M. Rochon: C'est ça. Alors, il y a un regroupement,qui est l'Université du Québec, l'UQAM, Concordia, l'INRS et l'ETS, l'École de technologie supérieure. Ça, ça en est un. L'autre, c'est effectivement McGill et Sherbrooke. Je ne pense pas que l'Université Bishop's soit présentement... Comme c'est une université de premier cycle, leur association avec ce genre d'activité, je pense, est via d'autres programmes. Mais c'est à voir, ça, c'est moins clair.

Une voix: ...

M. Rochon: Excusez. On me confirme que Bishop's est dans le regroupement avec McGill...

M. Gautrin: Dans le document que vous nous avec transmis, Bishop's était incluse, mais...
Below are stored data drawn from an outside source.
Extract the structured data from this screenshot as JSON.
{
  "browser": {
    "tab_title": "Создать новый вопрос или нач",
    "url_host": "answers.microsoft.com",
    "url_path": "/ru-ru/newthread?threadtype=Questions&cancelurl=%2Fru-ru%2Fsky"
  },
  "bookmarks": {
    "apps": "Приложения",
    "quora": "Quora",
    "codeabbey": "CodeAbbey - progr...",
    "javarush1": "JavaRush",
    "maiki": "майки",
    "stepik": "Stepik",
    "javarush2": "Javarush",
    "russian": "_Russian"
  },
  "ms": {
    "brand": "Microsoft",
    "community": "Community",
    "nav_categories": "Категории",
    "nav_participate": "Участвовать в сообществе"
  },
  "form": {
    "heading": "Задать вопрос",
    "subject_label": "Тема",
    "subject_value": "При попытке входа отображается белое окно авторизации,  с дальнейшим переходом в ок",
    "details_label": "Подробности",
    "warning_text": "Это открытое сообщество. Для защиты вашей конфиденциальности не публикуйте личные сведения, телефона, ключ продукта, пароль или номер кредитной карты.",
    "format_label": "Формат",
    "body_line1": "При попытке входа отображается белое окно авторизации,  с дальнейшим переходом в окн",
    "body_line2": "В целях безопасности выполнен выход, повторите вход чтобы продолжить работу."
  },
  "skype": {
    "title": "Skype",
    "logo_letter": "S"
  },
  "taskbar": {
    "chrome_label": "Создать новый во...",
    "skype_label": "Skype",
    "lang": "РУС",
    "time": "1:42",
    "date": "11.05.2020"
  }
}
M. Rochon: Absolument. C'est un ancien...

La Présidente (Mme Carrier-Perreault): Un instant! Il ne faudrait pas parler en même temps, deux. Alors, M. le ministre, si vous voulez poursuivre.

M. Rochon: Alors, correction. Le regroupement McGill-Sherbrooke comprend aussi Bishop's. Et l'autre, effectivement, ça comprend l'Université de Montréal, l'École polytechnique et l'École des hautes études commerciales. Ça, c'est les quatre regroupements de sociétés de valorisation qui sont à se mettre en place présentement.

La Présidente (Mme Carrier-Perreault): M. le député de Verdun.

n (17 h 20) n

M. Gautrin: Mme la Présidente, comment vont fonctionner ces sociétés de valorisation? Quel cadre, comment ça marche, une société de valorisation? Les 50 millions que vous aviez initialement, j'imagine, n'ont pas été récurrents, ils ont été des 50 millions donnés pour permettre le lancement de la société. Ça a été fractionné comment entre les différentes sociétés qui se sont créées? Comment vont-elles fonctionner dans l'avenir? Et est-ce que le modèle est unique?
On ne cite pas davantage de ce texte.